A new book by former attorney general John Ashcroft is raising some eyebrows — not for its content, which details Ashcroft’s career in the years before, during and after the attacks of September 11, 2001, but for its title, “Never Again,” which, to the Jewish ear, sounds more than a little familiar.
While the phrase “Never Again” was in use before World War II — it was the title of several early American films — it has, for Jews, become shorthand for an ongoing commitment to remembering the Holocaust. The phrase was first popularized as a Jewish rallying cry by militant Zionist leader Meir Kahane in his 1972 book “Never Again!: A Program for Survival.” Abraham Foxman, national director of the Anti-Defamation League, used the phrase as the title of his 2003 book “Never Again?: The Threat of the New Anti-Semitism.”

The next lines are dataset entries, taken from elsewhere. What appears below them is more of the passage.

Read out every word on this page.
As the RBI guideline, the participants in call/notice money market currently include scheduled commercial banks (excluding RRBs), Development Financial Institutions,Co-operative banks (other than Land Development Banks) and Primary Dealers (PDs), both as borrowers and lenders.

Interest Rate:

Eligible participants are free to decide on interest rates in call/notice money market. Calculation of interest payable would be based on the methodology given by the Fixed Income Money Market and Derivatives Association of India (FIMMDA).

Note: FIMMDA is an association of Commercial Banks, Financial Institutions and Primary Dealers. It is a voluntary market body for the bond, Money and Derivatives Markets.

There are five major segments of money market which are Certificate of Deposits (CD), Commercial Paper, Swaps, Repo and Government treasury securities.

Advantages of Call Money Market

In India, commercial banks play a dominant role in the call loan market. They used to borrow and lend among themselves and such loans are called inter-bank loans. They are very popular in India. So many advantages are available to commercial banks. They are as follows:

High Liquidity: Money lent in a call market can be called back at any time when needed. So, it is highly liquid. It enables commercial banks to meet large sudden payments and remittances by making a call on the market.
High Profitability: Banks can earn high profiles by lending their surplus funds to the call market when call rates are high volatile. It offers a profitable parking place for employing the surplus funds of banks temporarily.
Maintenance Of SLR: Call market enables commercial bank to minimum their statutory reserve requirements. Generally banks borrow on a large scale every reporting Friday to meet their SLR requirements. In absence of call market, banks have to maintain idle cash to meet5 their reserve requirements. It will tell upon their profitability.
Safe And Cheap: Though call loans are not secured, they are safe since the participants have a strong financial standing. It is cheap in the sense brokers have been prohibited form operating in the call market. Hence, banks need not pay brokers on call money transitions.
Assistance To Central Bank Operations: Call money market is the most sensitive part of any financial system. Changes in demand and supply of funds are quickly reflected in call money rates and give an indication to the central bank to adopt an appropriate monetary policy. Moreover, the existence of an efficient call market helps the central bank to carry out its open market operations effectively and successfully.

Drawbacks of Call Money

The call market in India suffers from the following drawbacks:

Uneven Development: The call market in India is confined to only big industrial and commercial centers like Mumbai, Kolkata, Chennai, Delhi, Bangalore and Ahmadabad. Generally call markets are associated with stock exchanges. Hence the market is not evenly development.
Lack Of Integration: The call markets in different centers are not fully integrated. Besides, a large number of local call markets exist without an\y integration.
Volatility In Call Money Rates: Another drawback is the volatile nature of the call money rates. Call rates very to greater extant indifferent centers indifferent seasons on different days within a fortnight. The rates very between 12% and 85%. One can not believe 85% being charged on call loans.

The title of Ashcroft’s book “came from the hours after 9/11,” said Juleanna Glover-Weiss, a senior adviser with Ashcroft’s consulting firm. “The president looked at him and said, ‘Don’t ever let this happen again.’” The book makes no mention of the phrase’s history, and when asked whether Ashcroft had it in mind when crafting his title, Glover-Weiss said, “This came solely out of those hours after 9/11.”
Foxman, for one, isn’t troubled. “We, the Jewish people, do not have a patent on that phrase,” he told the Forward. “‘Never again’ certainly applies in terms of 9/11. Americans were targeted because of who they are and what they are. It’s not genocide, but it was enhanced by hate, bigotry and prejudice.” Foxman said that when his book was published, he was told, “‘This belongs to Meir Kahane, and this belongs to Holocaust survivors.’ With all due respect,” he said, “that’s nonsense.”